If the BRTA has done nothing else, it has at least obliquely admitted its own inefficiency and failure to streamline the transport sector. When the number of drivers without training or licences is more than who have the requisite training and the documents, whose responsibility is it to enforce the legal provision of mandatory obtaining of the approval for driving? Surely it has to be the responsibility of the BRTA. Also, the report claims that 30 per cent drivers in Bangladesh, India and Pakistan have false licences in their possession.

What the report has not mentioned is that of the drivers not holding any licence, a few can have earned on-the-job skill. Learning from veteran drivers, they are capable of controlling the vehicle well but may still lack some technical knowledge such as getting familiar with the various road signs. Since obtaining a driving licence involves a lot of hassles and irregularities bedevil the system, the unlettered and hardly literate avoid applying for the same. Instead, they manage false documents and somehow continue their job by making the on-duty traffic police. The occasional official drives against errant vehicles and drivers make news to the effect that a large amount of fine has been realised from transports and the men at the steering wheel. What does it mean in effect?

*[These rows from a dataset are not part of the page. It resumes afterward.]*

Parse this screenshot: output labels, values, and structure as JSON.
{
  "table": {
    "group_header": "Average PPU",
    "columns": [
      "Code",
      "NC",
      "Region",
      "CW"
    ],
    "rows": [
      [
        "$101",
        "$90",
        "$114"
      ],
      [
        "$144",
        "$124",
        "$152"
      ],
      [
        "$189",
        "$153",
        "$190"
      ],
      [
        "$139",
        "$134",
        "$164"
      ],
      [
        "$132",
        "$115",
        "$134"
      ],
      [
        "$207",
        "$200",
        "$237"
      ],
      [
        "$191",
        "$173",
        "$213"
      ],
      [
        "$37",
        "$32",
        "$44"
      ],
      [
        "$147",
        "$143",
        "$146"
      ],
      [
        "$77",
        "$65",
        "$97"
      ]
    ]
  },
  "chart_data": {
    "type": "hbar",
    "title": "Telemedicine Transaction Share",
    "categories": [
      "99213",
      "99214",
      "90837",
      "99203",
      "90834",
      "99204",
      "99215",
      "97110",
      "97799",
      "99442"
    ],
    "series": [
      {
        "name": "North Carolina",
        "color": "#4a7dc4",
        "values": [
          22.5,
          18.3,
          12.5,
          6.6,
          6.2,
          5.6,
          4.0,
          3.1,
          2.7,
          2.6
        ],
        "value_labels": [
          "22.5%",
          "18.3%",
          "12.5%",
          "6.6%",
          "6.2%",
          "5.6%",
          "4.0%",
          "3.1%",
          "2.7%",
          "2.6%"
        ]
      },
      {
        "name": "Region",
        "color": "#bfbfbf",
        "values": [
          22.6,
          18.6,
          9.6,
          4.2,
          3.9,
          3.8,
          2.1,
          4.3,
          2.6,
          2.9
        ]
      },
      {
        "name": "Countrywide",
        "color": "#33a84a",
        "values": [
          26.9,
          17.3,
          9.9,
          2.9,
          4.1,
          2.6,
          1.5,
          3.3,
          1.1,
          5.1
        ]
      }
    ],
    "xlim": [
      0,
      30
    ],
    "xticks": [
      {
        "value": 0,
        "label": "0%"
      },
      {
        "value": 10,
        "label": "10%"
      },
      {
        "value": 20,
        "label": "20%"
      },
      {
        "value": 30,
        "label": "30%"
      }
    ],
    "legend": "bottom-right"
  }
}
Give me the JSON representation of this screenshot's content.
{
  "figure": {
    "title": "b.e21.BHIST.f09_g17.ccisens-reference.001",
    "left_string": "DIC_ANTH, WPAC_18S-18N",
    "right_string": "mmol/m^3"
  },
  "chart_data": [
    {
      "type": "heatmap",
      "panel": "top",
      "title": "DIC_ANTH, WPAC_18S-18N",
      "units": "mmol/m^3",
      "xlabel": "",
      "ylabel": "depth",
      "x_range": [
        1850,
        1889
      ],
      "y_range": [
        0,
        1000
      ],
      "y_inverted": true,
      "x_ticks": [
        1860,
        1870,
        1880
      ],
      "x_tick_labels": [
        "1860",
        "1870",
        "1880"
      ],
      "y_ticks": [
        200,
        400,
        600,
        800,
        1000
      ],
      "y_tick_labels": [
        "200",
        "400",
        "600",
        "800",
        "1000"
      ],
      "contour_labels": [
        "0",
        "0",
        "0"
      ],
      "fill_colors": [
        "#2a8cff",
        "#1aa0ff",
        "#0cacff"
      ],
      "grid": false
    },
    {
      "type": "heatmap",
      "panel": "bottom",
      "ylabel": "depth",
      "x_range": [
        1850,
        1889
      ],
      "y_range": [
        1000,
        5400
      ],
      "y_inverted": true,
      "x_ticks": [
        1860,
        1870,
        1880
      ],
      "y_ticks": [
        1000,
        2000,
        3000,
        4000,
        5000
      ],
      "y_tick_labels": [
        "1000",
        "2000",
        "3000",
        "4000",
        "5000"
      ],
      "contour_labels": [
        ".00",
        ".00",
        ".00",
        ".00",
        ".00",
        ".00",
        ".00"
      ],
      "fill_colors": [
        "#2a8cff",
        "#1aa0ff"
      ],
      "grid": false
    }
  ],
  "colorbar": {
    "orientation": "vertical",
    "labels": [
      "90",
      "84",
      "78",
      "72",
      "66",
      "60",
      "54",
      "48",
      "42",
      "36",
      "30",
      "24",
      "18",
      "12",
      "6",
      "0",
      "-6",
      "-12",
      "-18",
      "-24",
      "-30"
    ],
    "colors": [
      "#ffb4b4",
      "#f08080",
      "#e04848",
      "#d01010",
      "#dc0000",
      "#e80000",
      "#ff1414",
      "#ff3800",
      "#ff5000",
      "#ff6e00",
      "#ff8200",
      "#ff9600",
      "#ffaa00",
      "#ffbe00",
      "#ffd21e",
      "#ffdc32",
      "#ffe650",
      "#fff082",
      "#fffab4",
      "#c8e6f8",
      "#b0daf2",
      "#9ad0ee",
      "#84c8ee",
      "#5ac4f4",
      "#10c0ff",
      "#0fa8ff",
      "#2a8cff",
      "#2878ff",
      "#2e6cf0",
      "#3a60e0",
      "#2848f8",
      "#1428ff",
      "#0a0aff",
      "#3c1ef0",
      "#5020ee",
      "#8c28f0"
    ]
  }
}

If one has no licence, one is disqualified for the job. Either the person must be put behind the bar or forced to obtain a valid document as early as possible before positioning himself/herself behind the steering wheel again. Here though, the realisation of fine is all and the driver faces no bar to take to the steering wheel immediately afterwards. This means the system needs to be reformed so that the disqualified never get chances for driving a motor vehicle, least of all public transports.

In a country where the literacy rate is rising and educated young people are increasingly finding it difficult to get an employment, at least youths with junior school certificate or secondary school certificate should have been in contention for jobs in public transport service. This has not happened. One of the reasons is that the old generation of transport owners do not feel at ease with even the modestly educated youths. It is a rough and ugly world where exchange of abusive languages is the norm. If the drivers are illiterate, so much the better. As for the conductors and helpers of public buses meant for town or city service, they are recruited on their ability to do the simple calculation. No training, no courteous behaviour is required unlike on luxury buses running on long routes.

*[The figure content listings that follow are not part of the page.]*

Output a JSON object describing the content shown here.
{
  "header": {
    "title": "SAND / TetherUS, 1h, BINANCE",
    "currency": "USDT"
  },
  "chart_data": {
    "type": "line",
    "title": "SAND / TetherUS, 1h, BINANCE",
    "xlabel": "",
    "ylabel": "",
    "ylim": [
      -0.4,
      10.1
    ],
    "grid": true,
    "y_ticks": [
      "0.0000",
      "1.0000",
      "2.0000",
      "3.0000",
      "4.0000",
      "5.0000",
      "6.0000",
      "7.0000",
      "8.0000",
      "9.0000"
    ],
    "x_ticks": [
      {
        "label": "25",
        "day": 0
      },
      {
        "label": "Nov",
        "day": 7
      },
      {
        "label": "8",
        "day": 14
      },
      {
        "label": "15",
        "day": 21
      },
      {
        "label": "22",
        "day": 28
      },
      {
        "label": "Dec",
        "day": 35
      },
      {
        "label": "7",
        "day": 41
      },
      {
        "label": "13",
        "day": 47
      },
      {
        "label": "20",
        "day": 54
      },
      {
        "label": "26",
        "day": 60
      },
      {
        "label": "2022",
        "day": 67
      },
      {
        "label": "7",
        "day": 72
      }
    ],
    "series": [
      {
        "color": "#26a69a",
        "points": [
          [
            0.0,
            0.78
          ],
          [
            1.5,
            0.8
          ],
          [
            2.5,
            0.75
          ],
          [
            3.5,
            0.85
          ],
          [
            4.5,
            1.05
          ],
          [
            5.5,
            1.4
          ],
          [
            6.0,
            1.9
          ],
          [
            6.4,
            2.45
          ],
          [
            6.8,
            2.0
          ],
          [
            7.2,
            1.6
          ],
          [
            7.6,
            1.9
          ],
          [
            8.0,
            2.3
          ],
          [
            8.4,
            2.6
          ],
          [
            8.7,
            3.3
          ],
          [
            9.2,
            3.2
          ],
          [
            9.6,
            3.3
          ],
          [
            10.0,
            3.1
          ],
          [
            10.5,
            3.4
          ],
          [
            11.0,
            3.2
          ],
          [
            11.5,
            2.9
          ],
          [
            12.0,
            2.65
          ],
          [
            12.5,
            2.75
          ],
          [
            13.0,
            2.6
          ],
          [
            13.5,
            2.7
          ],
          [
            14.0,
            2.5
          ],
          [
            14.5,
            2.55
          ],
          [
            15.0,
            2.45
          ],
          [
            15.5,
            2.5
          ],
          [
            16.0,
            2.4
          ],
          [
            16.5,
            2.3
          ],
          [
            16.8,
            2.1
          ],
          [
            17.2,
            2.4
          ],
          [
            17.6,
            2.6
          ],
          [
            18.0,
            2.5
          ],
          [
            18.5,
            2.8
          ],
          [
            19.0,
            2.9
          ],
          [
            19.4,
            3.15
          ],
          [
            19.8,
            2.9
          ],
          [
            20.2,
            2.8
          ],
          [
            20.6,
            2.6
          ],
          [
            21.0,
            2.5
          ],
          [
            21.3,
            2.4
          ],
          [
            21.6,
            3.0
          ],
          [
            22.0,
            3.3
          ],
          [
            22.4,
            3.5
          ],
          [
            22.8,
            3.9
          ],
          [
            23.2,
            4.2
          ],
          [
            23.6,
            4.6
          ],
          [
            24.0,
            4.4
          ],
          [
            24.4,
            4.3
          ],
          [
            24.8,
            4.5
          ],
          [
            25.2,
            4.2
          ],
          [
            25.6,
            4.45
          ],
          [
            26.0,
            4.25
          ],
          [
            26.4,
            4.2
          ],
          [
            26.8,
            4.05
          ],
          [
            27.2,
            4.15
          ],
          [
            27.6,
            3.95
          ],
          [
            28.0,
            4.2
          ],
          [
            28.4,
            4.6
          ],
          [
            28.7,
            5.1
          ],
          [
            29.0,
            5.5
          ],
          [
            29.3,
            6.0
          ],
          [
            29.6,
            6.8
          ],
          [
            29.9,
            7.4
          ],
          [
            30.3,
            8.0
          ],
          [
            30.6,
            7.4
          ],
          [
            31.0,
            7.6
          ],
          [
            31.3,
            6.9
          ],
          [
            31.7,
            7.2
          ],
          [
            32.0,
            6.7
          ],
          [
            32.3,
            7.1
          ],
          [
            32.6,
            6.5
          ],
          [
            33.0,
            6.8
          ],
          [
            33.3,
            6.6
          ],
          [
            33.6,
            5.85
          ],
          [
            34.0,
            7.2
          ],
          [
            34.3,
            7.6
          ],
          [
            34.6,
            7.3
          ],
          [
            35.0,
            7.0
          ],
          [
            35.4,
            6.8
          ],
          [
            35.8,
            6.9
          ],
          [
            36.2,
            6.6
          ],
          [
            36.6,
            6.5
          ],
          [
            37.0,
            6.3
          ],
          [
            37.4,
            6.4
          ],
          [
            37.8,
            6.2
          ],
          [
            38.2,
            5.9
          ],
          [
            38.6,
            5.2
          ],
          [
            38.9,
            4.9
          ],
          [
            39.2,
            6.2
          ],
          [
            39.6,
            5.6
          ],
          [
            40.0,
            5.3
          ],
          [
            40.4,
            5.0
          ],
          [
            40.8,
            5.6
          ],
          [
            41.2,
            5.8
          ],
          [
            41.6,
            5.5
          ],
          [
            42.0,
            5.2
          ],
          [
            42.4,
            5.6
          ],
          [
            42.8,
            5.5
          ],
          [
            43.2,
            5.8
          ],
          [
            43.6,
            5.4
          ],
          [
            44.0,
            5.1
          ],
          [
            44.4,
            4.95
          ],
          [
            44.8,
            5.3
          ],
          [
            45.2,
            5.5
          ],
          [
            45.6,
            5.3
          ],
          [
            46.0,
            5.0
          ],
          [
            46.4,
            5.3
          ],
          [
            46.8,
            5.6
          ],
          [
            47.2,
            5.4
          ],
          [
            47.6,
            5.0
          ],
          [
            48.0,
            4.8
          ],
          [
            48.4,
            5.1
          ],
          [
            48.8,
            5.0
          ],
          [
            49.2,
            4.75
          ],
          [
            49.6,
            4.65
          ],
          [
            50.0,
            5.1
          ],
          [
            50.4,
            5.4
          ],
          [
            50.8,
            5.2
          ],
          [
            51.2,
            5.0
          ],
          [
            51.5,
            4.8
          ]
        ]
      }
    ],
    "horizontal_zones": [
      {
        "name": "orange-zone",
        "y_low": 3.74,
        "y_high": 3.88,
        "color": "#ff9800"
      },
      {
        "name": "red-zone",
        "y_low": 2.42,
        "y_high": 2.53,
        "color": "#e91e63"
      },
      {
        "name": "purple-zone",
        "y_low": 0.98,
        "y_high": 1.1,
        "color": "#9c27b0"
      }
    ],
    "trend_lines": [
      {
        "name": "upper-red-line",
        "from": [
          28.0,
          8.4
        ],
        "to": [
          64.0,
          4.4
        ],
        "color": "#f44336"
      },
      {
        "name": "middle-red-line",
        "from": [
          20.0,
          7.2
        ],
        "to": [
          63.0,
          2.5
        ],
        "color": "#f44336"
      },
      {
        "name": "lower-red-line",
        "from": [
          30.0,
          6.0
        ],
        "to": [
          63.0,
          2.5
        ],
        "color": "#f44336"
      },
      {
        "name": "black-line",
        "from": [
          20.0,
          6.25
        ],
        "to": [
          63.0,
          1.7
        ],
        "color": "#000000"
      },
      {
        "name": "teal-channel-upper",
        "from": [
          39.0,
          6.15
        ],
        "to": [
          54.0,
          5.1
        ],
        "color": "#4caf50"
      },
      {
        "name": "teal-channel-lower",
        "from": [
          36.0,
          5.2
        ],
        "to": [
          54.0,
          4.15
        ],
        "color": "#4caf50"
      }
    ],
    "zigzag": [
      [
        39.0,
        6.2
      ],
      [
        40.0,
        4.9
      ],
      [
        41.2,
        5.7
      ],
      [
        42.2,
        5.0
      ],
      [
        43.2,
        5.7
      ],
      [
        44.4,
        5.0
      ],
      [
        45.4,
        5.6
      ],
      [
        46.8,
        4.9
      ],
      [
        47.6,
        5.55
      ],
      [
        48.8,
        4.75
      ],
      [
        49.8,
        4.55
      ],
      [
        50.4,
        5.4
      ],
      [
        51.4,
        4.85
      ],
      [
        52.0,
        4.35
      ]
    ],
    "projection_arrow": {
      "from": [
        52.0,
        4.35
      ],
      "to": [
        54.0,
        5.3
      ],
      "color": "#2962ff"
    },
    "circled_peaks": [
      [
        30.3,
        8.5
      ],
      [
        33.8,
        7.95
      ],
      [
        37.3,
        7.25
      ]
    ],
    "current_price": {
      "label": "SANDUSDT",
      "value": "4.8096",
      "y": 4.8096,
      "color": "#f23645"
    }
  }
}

Thus the city and town services have remained a much neglected area where professionalism has not developed. Hardly a bus runs in this capital without exchange of hot words between passengers and conductors. Sometimes tempers run high and the situation goes out of control. Apparently, lack of education and training and people's intolerance are to blame but looking beyond, it can be observed that the authorities are actually responsible for this. They have allowed chaos to reign supreme in the transport sector. The traffic regulation is conspicuous only by its total absence.

Toll collection of huge amount from vehicles allegedly by various interest groups makes transport operation more costly than it should have been. It suits all the parties, except of course the commuters, to continue with the prevailing mismanagement. All because, they can claim their share of unearned money in the process. The range and scope of taking undue advantage thus only broadens with the addition of vehicles to the operators' fleet.

It is this mindless neglect that has made traffic in Dhaka and elsewhere in the country more chaotic than it should be. Road-unworthy vehicles run by unqualified operators dominate the scene. It is the passengers of public transports who become the only loser. But surely they deserve better service and if the authorities were serious they surely would have got it. If the authorities really mean business, they must first of all formulate a recruitment policy with adequate wages for transport workers. The service must receive a paradigm shift in order to transform it from an undignified venture into a dignified service for transport workers in particular and passengers too. The authorities must work for a lot of streamlining, though.